Switch terapeutico da rituximab e profilo vaccinale: cosa emerge dal registro SPOTLIGHT
Il registro NMO SPOTLIGHT documenta una popolazione di 56 adulti trattati con eculizumab o ravulizumab, con un’attività recidivante pre trattamento pari a 28 ricadute in 21 pazienti (ARR 0,50) e un’attività in trattamento ridotta a 3 ricadute in 3 pazienti (ARR 0,02). Nel sottogruppo proveniente da rituximab non si sono osservate recidive dopo il passaggio alla terapia anti C5. La copertura vaccinale meningococcica risultava elevata (92,9% con almeno una dose), e non sono state riportate infezioni meningococciche né altre vaccinazioni nelle quattro settimane precedenti eventuali ricadute.

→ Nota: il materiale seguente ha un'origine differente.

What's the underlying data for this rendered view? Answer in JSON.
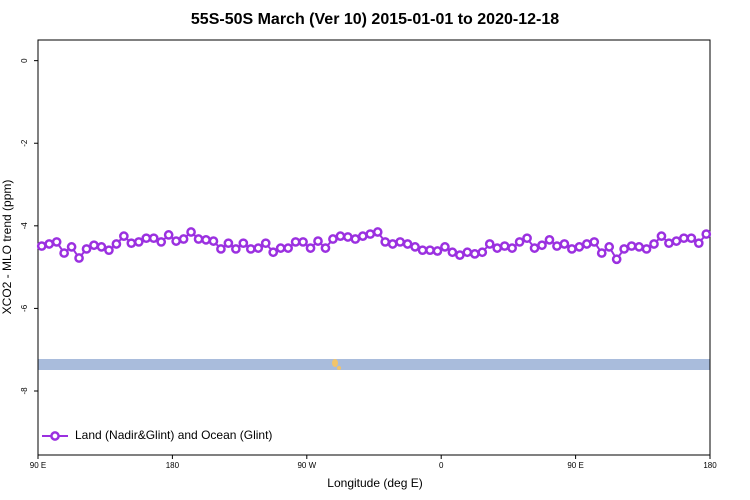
{
  "chart_data": {
    "type": "line",
    "title": "55S-50S March (Ver 10)   2015-01-01 to 2020-12-18",
    "x_label": "Longitude (deg E)",
    "y_label": "XCO2 - MLO trend (ppm)",
    "xlim": [
      90,
      540
    ],
    "xticks": [
      {
        "value": 90,
        "label": "90 E"
      },
      {
        "value": 180,
        "label": "180"
      },
      {
        "value": 270,
        "label": "90 W"
      },
      {
        "value": 360,
        "label": "0"
      },
      {
        "value": 450,
        "label": "90 E"
      },
      {
        "value": 540,
        "label": "180"
      }
    ],
    "ylim": [
      -9.55,
      0.5
    ],
    "yticks": [
      0,
      -2,
      -4,
      -6,
      -8
    ],
    "legend": "bottom-left",
    "x": [
      92.5,
      97.5,
      102.5,
      107.5,
      112.5,
      117.5,
      122.5,
      127.5,
      132.5,
      137.5,
      142.5,
      147.5,
      152.5,
      157.5,
      162.5,
      167.5,
      172.5,
      177.5,
      182.5,
      187.5,
      192.5,
      197.5,
      202.5,
      207.5,
      212.5,
      217.5,
      222.5,
      227.5,
      232.5,
      237.5,
      242.5,
      247.5,
      252.5,
      257.5,
      262.5,
      267.5,
      272.5,
      277.5,
      282.5,
      287.5,
      292.5,
      297.5,
      302.5,
      307.5,
      312.5,
      317.5,
      322.5,
      327.5,
      332.5,
      337.5,
      342.5,
      347.5,
      352.5,
      357.5,
      362.5,
      367.5,
      372.5,
      377.5,
      382.5,
      387.5,
      392.5,
      397.5,
      402.5,
      407.5,
      412.5,
      417.5,
      422.5,
      427.5,
      432.5,
      437.5,
      442.5,
      447.5,
      452.5,
      457.5,
      462.5,
      467.5,
      472.5,
      477.5,
      482.5,
      487.5,
      492.5,
      497.5,
      502.5,
      507.5,
      512.5,
      517.5,
      522.5,
      527.5,
      532.5,
      537.5
    ],
    "series": [
      {
        "name": "Land (Nadir&Glint) and Ocean (Glint)",
        "color": "#9b30e0",
        "values": [
          -4.49,
          -4.44,
          -4.39,
          -4.66,
          -4.51,
          -4.78,
          -4.56,
          -4.47,
          -4.51,
          -4.59,
          -4.44,
          -4.25,
          -4.42,
          -4.39,
          -4.3,
          -4.3,
          -4.39,
          -4.22,
          -4.37,
          -4.32,
          -4.15,
          -4.32,
          -4.34,
          -4.37,
          -4.56,
          -4.42,
          -4.56,
          -4.42,
          -4.56,
          -4.54,
          -4.42,
          -4.64,
          -4.54,
          -4.54,
          -4.39,
          -4.39,
          -4.54,
          -4.37,
          -4.54,
          -4.32,
          -4.25,
          -4.27,
          -4.32,
          -4.25,
          -4.2,
          -4.15,
          -4.39,
          -4.44,
          -4.39,
          -4.44,
          -4.51,
          -4.59,
          -4.59,
          -4.61,
          -4.51,
          -4.64,
          -4.71,
          -4.64,
          -4.68,
          -4.64,
          -4.44,
          -4.54,
          -4.49,
          -4.54,
          -4.39,
          -4.3,
          -4.54,
          -4.47,
          -4.34,
          -4.49,
          -4.44,
          -4.56,
          -4.51,
          -4.44,
          -4.39,
          -4.66,
          -4.51,
          -4.81,
          -4.56,
          -4.49,
          -4.51,
          -4.56,
          -4.44,
          -4.25,
          -4.42,
          -4.37,
          -4.3,
          -4.3,
          -4.42,
          -4.2
        ]
      }
    ]
  }
}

Pur condividendo il medesimo bersaglio farmacologico, eculizumab e ravulizumab differiscono significativamente nel carico di somministrazione. Eculizumab richiede infusioni endovenose ogni due settimane dopo la fase di induzione, mentre ravulizumab, progettato per una emivita prolungata, prevede infusioni endovenose basate sul peso corporeo ogni otto settimane dopo il caricamento iniziale, offrendo un regime di mantenimento meno frequente. Entrambi i farmaci presentano un boxed warning per il rischio di infezioni meningococciche, e le schede tecniche raccomandano la vaccinazione prima dell’inizio del trattamento, salvo situazioni in cui ritardare la terapia comporti rischi maggiori.

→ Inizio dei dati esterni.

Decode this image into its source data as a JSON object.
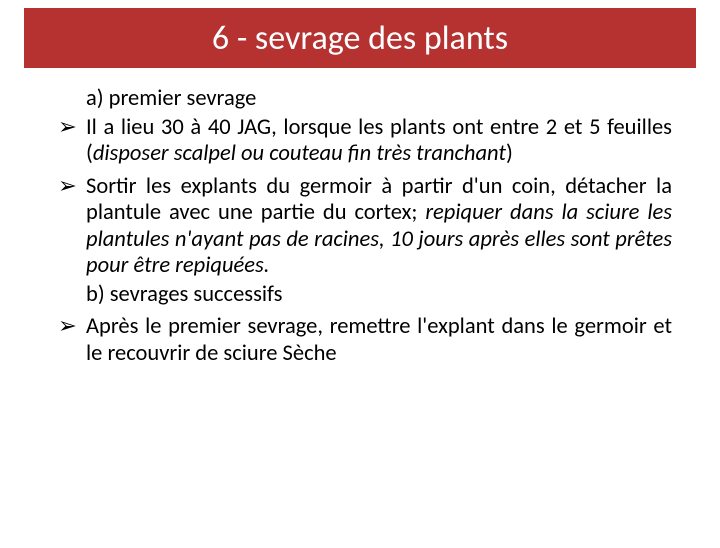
{
  "title": "6 - sevrage des plants",
  "section_a": "a) premier sevrage",
  "bullet1_pre": "Il a lieu 30 à 40 JAG, lorsque les plants ont entre 2 et 5 feuilles (",
  "bullet1_italic": "disposer scalpel ou couteau fin très tranchant",
  "bullet1_post": ")",
  "bullet2_line1": "Sortir les explants du germoir à partir d'un coin, détacher la plantule avec une partie du cortex",
  "bullet2_line2": "; ",
  "bullet2_italic": "repiquer dans la sciure les plantules n'ayant pas de racines, 10 jours après elles sont prêtes pour être repiquées.",
  "section_b": "b) sevrages successifs",
  "bullet3": "Après le premier sevrage, remettre l'explant dans le germoir et le recouvrir de sciure Sèche",
  "arrow": "➢",
  "colors": {
    "title_bg": "#b53231",
    "title_fg": "#ffffff",
    "body_fg": "#000000",
    "page_bg": "#ffffff"
  }
}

Nel registro, 52 pazienti (92,9%) avevano ricevuto almeno una vaccinazione meningococcica nell’anno precedente l’inizio della terapia anti C5 o durante l’arruolamento. Non sono state riportate infezioni meningococciche né vaccinazioni nelle quattro settimane precedenti eventuali ricadute.
Per i clinici, questi dati real world rafforzano le evidenze dei trial registrativi, confermando l’efficacia degli inibitori del complemento C5 nella prevenzione delle ricadute e documentando pattern terapeutici che includono il passaggio da strategie di deplezione delle cellule B all’inibizione del complemento. Considerato l’elevato impatto funzionale degli attacchi nella NMOSD AQP4 positiva, la prevenzione sostenuta delle ricadute rimane l’obiettivo cardine della gestione terapeutica.
Fonte:
Sotirchos E, Obeidat AZ, Kim HJ, et al. Real-World Clinical Outcomes With Eculizumab and Ravulizumab in Aquaporin-4-Ab–Positive Neuromyelitis Optica Spectrum Disorder: Results From the Global NMO SPOTLIGHT Registry. Presented at: 2026 CMSC Annual Meeting; May 27-30, 2026; Charlotte, NC. Abstract RTH02.